AI GWAS Phenotyping

MILTON is an ensemble machine learning framework that utilizes biomarkers and multi-omics data to predict 3,213 diseases in the UK Biobank. It predicts incident disease cases undiagnosed at time of recruitment and demonstrates utility in augmenting genetic association discovery by empowering case-control GWAS with predicted phenotypes. Published in Nature Genetics.

The emergence of biobank-level datasets offers new opportunities to discover novel biomarkers and develop predictive algorithms for human disease. Here, we present an ensemble machine-learning framework (machine learning with phenotype associations, MILTON) utilizing a range of biomarkers to predict 3,213 diseases in the UK Biobank. MILTON predicts incident disease cases undiagnosed at time of recruitment, largely outperforming available polygenic risk scores, and augments genetic association discovery.

MixEHR-SAGE is a PheCode-guided multi-modal topic model that integrates diagnoses, procedures, and medications from EHR to enhance phenotyping for GWAS. By combining expert-informed priors with probabilistic inference, it identifies over 1000 interpretable phenotype topics from UK Biobank data and improves disease incidence prediction and GWAS discovery. Published in Briefings in Bioinformatics.

Phenome-wide association studies rely on disease definitions derived from diagnostic codes, often failing to leverage the full richness of electronic health records (EHR). We present MixEHR-SAGE, a PheCode-guided multi-modal topic model that integrates diagnoses, procedures, and medications to enhance phenotyping from large-scale EHRs. Applied to 350,000 individuals with high-quality genetic data, MixEHR-SAGE-derived risk scores accurately predicted disease incidence and improved GWAS discovery.

SynSurr (Synthetic Surrogate analysis) is a method that makes GWAS on imputed phenotypes robust to imputation errors.
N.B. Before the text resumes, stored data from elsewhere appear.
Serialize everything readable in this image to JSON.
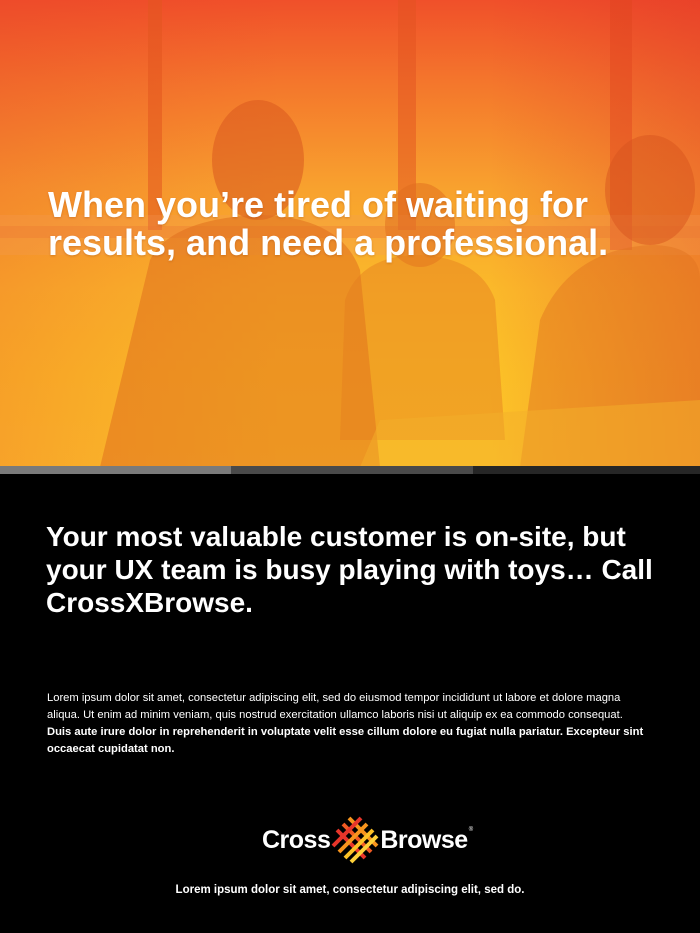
{
  "hero": {
    "headline": "When you’re tired of waiting for results, and need a professional."
  },
  "section": {
    "subhead": "Your most valuable customer is on-site, but your UX team is busy playing with toys… Call CrossXBrowse.",
    "body_regular": "Lorem ipsum dolor sit amet, consectetur adipiscing elit, sed do eiusmod tempor incididunt ut labore et dolore magna aliqua. Ut enim ad minim veniam, quis nostrud exercitation ullamco laboris nisi ut aliquip ex ea commodo consequat. ",
    "body_bold": "Duis aute irure dolor in reprehenderit in voluptate velit esse cillum dolore eu fugiat nulla pariatur. Excepteur sint occaecat cupidatat non."
  },
  "logo": {
    "word_left": "Cross",
    "word_right": "Browse",
    "trademark": "®",
    "icon": "crosshatch-x-logo-icon"
  },
  "footer": {
    "tagline": "Lorem ipsum dolor sit amet, consectetur adipiscing elit, sed do."
  },
  "colors": {
    "hero_top": "#f0502a",
    "hero_bottom": "#fdc52a",
    "background": "#000000",
    "logo_red": "#e8352a",
    "logo_orange": "#f7941d",
    "logo_yellow": "#fcc227"
  }
}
Rather than replacing missing values, SynSurr jointly analyzes the observed and imputed data to provide calibrated association statistics, improving power for genome-wide association studies of partially missing phenotypes in population biobanks. Published in Nature Genetics.

Within population biobanks, incomplete measurement of certain traits limits the power for genetic discovery. Machine learning is increasingly used to impute the missing values from the available data. However, performing GWAS on imputed traits can introduce spurious associations. Here we introduce SynSurr analysis, which makes GWAS on imputed phenotypes robust to imputation errors by jointly analyzing observed and imputed data.